To date, MUSC has received $73.3 million in RUIA bond proceeds, with another $37.5 million in matching federal grants, university spokeswoman Heather Woolwine said in a written response. The funds were used primarily for construction, architectural and engineering fees, and equipment for the university’s Drug Discovery and Bioengineering buildings,she said.

Another $2.5 million was used for the renovation of the Greenville Research Education Innovation Institute, Woolwine said.

Under the RUIA, a “research infrastructure project” is defined as a project that would “advance economic development and create a knowledge based economy, thereby increasing job opportunities, or facilitate and increase externally funded research at the research universities.”

Bond proceeds can be used for such things as “land acquisition, acquisition or construction of buildings, equipment, furnishings, site preparation, road and highway improvements, water and sewer infrastructure, and other things necessary or convenient to advance economic development or to facilitate and increase research at the research universities,” according to the law.

Whether the College of Charleston would eventually go on a taxpayer-backed building spree with its new research-university designation – assuming state law is changed to include the college’s UCSC division – remains to be seen.

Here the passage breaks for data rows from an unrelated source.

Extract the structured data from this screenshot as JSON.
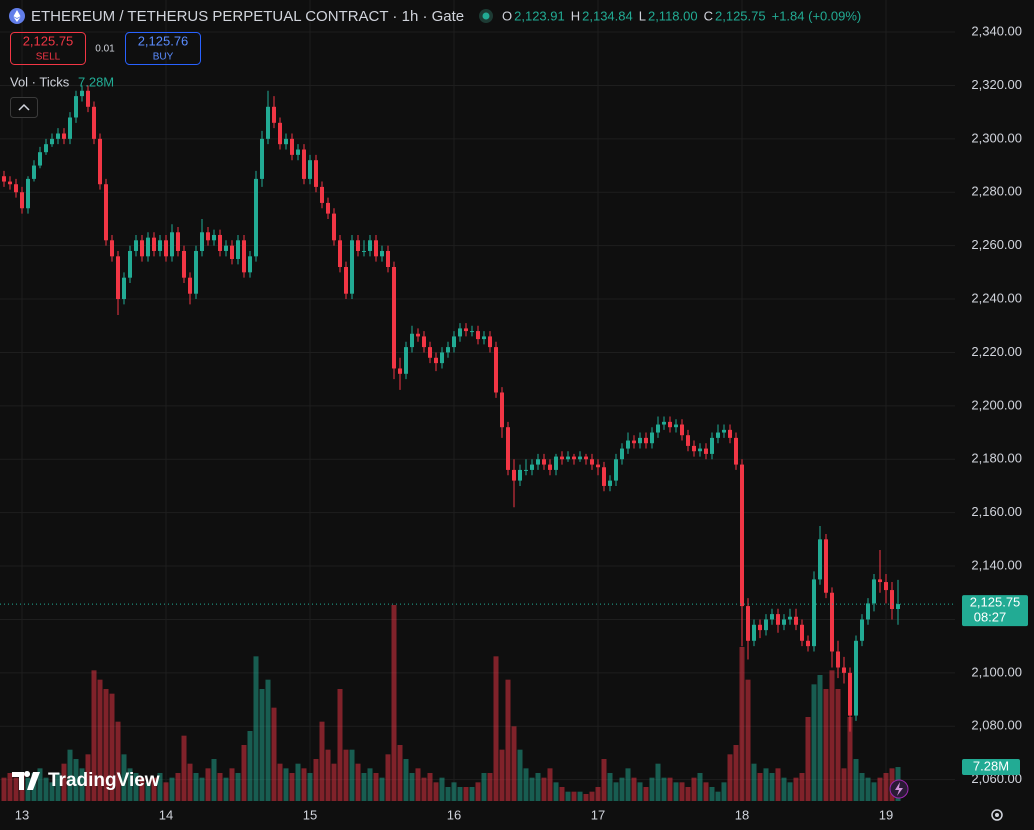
{
  "header": {
    "title": "ETHEREUM / TETHERUS PERPETUAL CONTRACT · 1h · Gate",
    "ohlc": [
      {
        "label": "O",
        "value": "2,123.91"
      },
      {
        "label": "H",
        "value": "2,134.84"
      },
      {
        "label": "L",
        "value": "2,118.00"
      },
      {
        "label": "C",
        "value": "2,125.75"
      }
    ],
    "change": "+1.84 (+0.09%)"
  },
  "trade": {
    "sell_price": "2,125.75",
    "sell": "SELL",
    "spread": "0.01",
    "buy_price": "2,125.76",
    "buy": "BUY"
  },
  "watermark": "TradingView",
  "chart_data": {
    "type": "candlestick",
    "up_color": "#22ab94",
    "down_color": "#f23645",
    "grid": true,
    "ylim": [
      2052,
      2352
    ],
    "yticks": [
      {
        "value": 2060,
        "label": "2,060.00"
      },
      {
        "value": 2080,
        "label": "2,080.00"
      },
      {
        "value": 2100,
        "label": "2,100.00"
      },
      {
        "value": 2120,
        "label": "2,120.00"
      },
      {
        "value": 2140,
        "label": "2,140.00"
      },
      {
        "value": 2160,
        "label": "2,160.00"
      },
      {
        "value": 2180,
        "label": "2,180.00"
      },
      {
        "value": 2200,
        "label": "2,200.00"
      },
      {
        "value": 2220,
        "label": "2,220.00"
      },
      {
        "value": 2240,
        "label": "2,240.00"
      },
      {
        "value": 2260,
        "label": "2,260.00"
      },
      {
        "value": 2280,
        "label": "2,280.00"
      },
      {
        "value": 2300,
        "label": "2,300.00"
      },
      {
        "value": 2320,
        "label": "2,320.00"
      },
      {
        "value": 2340,
        "label": "2,340.00"
      }
    ],
    "categories": [
      null,
      null,
      null,
      "13",
      null,
      null,
      null,
      null,
      null,
      null,
      null,
      null,
      null,
      null,
      null,
      null,
      null,
      null,
      null,
      null,
      null,
      null,
      null,
      null,
      null,
      null,
      null,
      "14",
      null,
      null,
      null,
      null,
      null,
      null,
      null,
      null,
      null,
      null,
      null,
      null,
      null,
      null,
      null,
      null,
      null,
      null,
      null,
      null,
      null,
      null,
      null,
      "15",
      null,
      null,
      null,
      null,
      null,
      null,
      null,
      null,
      null,
      null,
      null,
      null,
      null,
      null,
      null,
      null,
      null,
      null,
      null,
      null,
      null,
      null,
      null,
      "16",
      null,
      null,
      null,
      null,
      null,
      null,
      null,
      null,
      null,
      null,
      null,
      null,
      null,
      null,
      null,
      null,
      null,
      null,
      null,
      null,
      null,
      null,
      null,
      "17",
      null,
      null,
      null,
      null,
      null,
      null,
      null,
      null,
      null,
      null,
      null,
      null,
      null,
      null,
      null,
      null,
      null,
      null,
      null,
      null,
      null,
      null,
      null,
      "18",
      null,
      null,
      null,
      null,
      null,
      null,
      null,
      null,
      null,
      null,
      null,
      null,
      null,
      null,
      null,
      null,
      null,
      null,
      null,
      null,
      null,
      null,
      null,
      "19",
      null,
      null
    ],
    "open": [
      2286,
      2284,
      2283,
      2280,
      2274,
      2285,
      2290,
      2295,
      2298,
      2300,
      2302,
      2300,
      2308,
      2316,
      2318,
      2312,
      2300,
      2283,
      2262,
      2256,
      2240,
      2248,
      2258,
      2262,
      2256,
      2263,
      2258,
      2262,
      2256,
      2265,
      2258,
      2248,
      2242,
      2258,
      2265,
      2262,
      2264,
      2258,
      2260,
      2255,
      2262,
      2250,
      2256,
      2285,
      2300,
      2312,
      2306,
      2298,
      2300,
      2294,
      2296,
      2285,
      2292,
      2282,
      2276,
      2272,
      2262,
      2252,
      2242,
      2262,
      2258,
      2258,
      2262,
      2256,
      2258,
      2252,
      2214,
      2212,
      2222,
      2227,
      2226,
      2222,
      2218,
      2216,
      2220,
      2222,
      2226,
      2229,
      2228,
      2228,
      2225,
      2226,
      2222,
      2205,
      2192,
      2176,
      2172,
      2176,
      2176,
      2178,
      2180,
      2178,
      2176,
      2181,
      2180,
      2181,
      2180,
      2181,
      2180,
      2178,
      2177,
      2170,
      2172,
      2180,
      2184,
      2187,
      2186,
      2188,
      2186,
      2190,
      2193,
      2194,
      2192,
      2193,
      2189,
      2185,
      2183,
      2184,
      2182,
      2188,
      2190,
      2191,
      2188,
      2178,
      2125,
      2112,
      2118,
      2116,
      2120,
      2122,
      2118,
      2120,
      2121,
      2118,
      2112,
      2110,
      2135,
      2150,
      2130,
      2108,
      2102,
      2100,
      2084,
      2112,
      2120,
      2126,
      2135,
      2134,
      2131,
      2123.91
    ],
    "high": [
      2288,
      2286,
      2285,
      2282,
      2286,
      2292,
      2297,
      2300,
      2302,
      2304,
      2304,
      2310,
      2318,
      2320,
      2320,
      2314,
      2302,
      2285,
      2264,
      2258,
      2250,
      2260,
      2264,
      2264,
      2265,
      2265,
      2264,
      2264,
      2268,
      2267,
      2260,
      2250,
      2260,
      2270,
      2267,
      2266,
      2266,
      2262,
      2262,
      2264,
      2264,
      2258,
      2288,
      2303,
      2318,
      2316,
      2308,
      2302,
      2302,
      2298,
      2298,
      2294,
      2294,
      2284,
      2278,
      2274,
      2264,
      2254,
      2264,
      2264,
      2262,
      2264,
      2264,
      2260,
      2260,
      2254,
      2218,
      2224,
      2230,
      2229,
      2228,
      2224,
      2220,
      2222,
      2224,
      2228,
      2231,
      2231,
      2230,
      2230,
      2228,
      2228,
      2224,
      2207,
      2194,
      2180,
      2178,
      2180,
      2180,
      2182,
      2182,
      2180,
      2182,
      2183,
      2183,
      2182,
      2183,
      2182,
      2182,
      2180,
      2179,
      2174,
      2182,
      2186,
      2190,
      2189,
      2190,
      2190,
      2192,
      2196,
      2196,
      2196,
      2195,
      2195,
      2191,
      2187,
      2186,
      2186,
      2190,
      2193,
      2193,
      2193,
      2190,
      2180,
      2128,
      2120,
      2120,
      2122,
      2124,
      2124,
      2122,
      2124,
      2124,
      2120,
      2114,
      2138,
      2155,
      2152,
      2132,
      2112,
      2106,
      2102,
      2114,
      2122,
      2128,
      2137,
      2146,
      2137,
      2134,
      2134.84
    ],
    "low": [
      2282,
      2281,
      2278,
      2272,
      2272,
      2284,
      2289,
      2294,
      2297,
      2298,
      2298,
      2298,
      2306,
      2314,
      2310,
      2298,
      2281,
      2260,
      2254,
      2234,
      2238,
      2246,
      2256,
      2254,
      2254,
      2256,
      2256,
      2254,
      2254,
      2256,
      2246,
      2238,
      2240,
      2256,
      2260,
      2260,
      2256,
      2256,
      2253,
      2253,
      2248,
      2248,
      2254,
      2282,
      2298,
      2304,
      2296,
      2296,
      2292,
      2292,
      2283,
      2283,
      2280,
      2274,
      2270,
      2260,
      2250,
      2240,
      2240,
      2256,
      2256,
      2256,
      2254,
      2254,
      2250,
      2210,
      2206,
      2210,
      2220,
      2224,
      2220,
      2216,
      2213,
      2214,
      2218,
      2220,
      2224,
      2226,
      2226,
      2223,
      2223,
      2220,
      2203,
      2188,
      2174,
      2162,
      2170,
      2174,
      2174,
      2176,
      2176,
      2174,
      2174,
      2178,
      2179,
      2178,
      2179,
      2178,
      2176,
      2174,
      2168,
      2168,
      2170,
      2178,
      2182,
      2184,
      2184,
      2184,
      2184,
      2188,
      2191,
      2190,
      2190,
      2187,
      2183,
      2181,
      2181,
      2180,
      2180,
      2186,
      2188,
      2186,
      2176,
      2110,
      2105,
      2110,
      2113,
      2114,
      2118,
      2115,
      2116,
      2118,
      2116,
      2110,
      2108,
      2108,
      2133,
      2128,
      2102,
      2098,
      2096,
      2078,
      2082,
      2110,
      2118,
      2123,
      2130,
      2126,
      2120,
      2118.0
    ],
    "close": [
      2284,
      2283,
      2280,
      2274,
      2285,
      2290,
      2295,
      2298,
      2300,
      2302,
      2300,
      2308,
      2316,
      2318,
      2312,
      2300,
      2283,
      2262,
      2256,
      2240,
      2248,
      2258,
      2262,
      2256,
      2263,
      2258,
      2262,
      2256,
      2265,
      2258,
      2248,
      2242,
      2258,
      2265,
      2262,
      2264,
      2258,
      2260,
      2255,
      2262,
      2250,
      2256,
      2285,
      2300,
      2312,
      2306,
      2298,
      2300,
      2294,
      2296,
      2285,
      2292,
      2282,
      2276,
      2272,
      2262,
      2252,
      2242,
      2262,
      2258,
      2258,
      2262,
      2256,
      2258,
      2252,
      2214,
      2212,
      2222,
      2227,
      2226,
      2222,
      2218,
      2216,
      2220,
      2222,
      2226,
      2229,
      2228,
      2228,
      2225,
      2226,
      2222,
      2205,
      2192,
      2176,
      2172,
      2176,
      2176,
      2178,
      2180,
      2178,
      2176,
      2181,
      2180,
      2181,
      2180,
      2181,
      2180,
      2178,
      2177,
      2170,
      2172,
      2180,
      2184,
      2187,
      2186,
      2188,
      2186,
      2190,
      2193,
      2194,
      2192,
      2193,
      2189,
      2185,
      2183,
      2184,
      2182,
      2188,
      2190,
      2191,
      2188,
      2178,
      2125,
      2112,
      2118,
      2116,
      2120,
      2122,
      2118,
      2120,
      2121,
      2118,
      2112,
      2110,
      2135,
      2150,
      2130,
      2108,
      2102,
      2100,
      2084,
      2112,
      2120,
      2126,
      2135,
      2134,
      2131,
      2123.91,
      2125.75
    ],
    "volume": [
      5,
      6,
      5,
      6,
      5,
      6,
      7,
      5,
      4,
      6,
      8,
      11,
      9,
      7,
      10,
      28,
      26,
      24,
      23,
      17,
      10,
      7,
      6,
      5,
      4,
      5,
      6,
      4,
      5,
      6,
      14,
      8,
      6,
      5,
      7,
      9,
      6,
      5,
      7,
      6,
      12,
      15,
      31,
      24,
      26,
      20,
      8,
      7,
      6,
      8,
      7,
      6,
      9,
      17,
      11,
      8,
      24,
      11,
      11,
      8,
      6,
      7,
      6,
      5,
      10,
      42,
      12,
      9,
      6,
      7,
      5,
      6,
      4,
      5,
      3,
      4,
      3,
      3,
      3,
      4,
      6,
      6,
      31,
      11,
      26,
      16,
      11,
      7,
      5,
      6,
      5,
      7,
      4,
      3,
      2,
      2,
      2,
      1.5,
      2,
      3,
      9,
      6,
      4,
      5,
      7,
      5,
      4,
      3,
      5,
      8,
      5,
      5,
      4,
      4,
      3,
      5,
      6,
      4,
      3,
      2,
      4,
      10,
      12,
      33,
      26,
      8,
      6,
      7,
      6,
      7,
      5,
      4,
      5,
      6,
      18,
      25,
      27,
      24,
      28,
      24,
      7,
      18,
      9,
      6,
      5,
      4,
      5,
      6,
      7,
      7.28
    ],
    "volume_lim": [
      0,
      45
    ],
    "volume_legend": "Vol · Ticks",
    "volume_value_label": "7.28M",
    "last_price_label": "2,125.75",
    "countdown": "08:27"
  }
}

“Today’s events ensure the College of Charleston will remain an excellent liberal arts and sciences university and relevant for future generations of students,” McConnell said in his written message Thursday to students about the Commission on Higher Education’s approval of the college’s new mission statement. “Further it ensures continuity in the undergraduate experience for our students and for the great majority of our faculty.”

“At the same time,” McConnell concluded, “we now have the green light to move forward and a vehicle by which we can meet the needs of our community, region, and state.”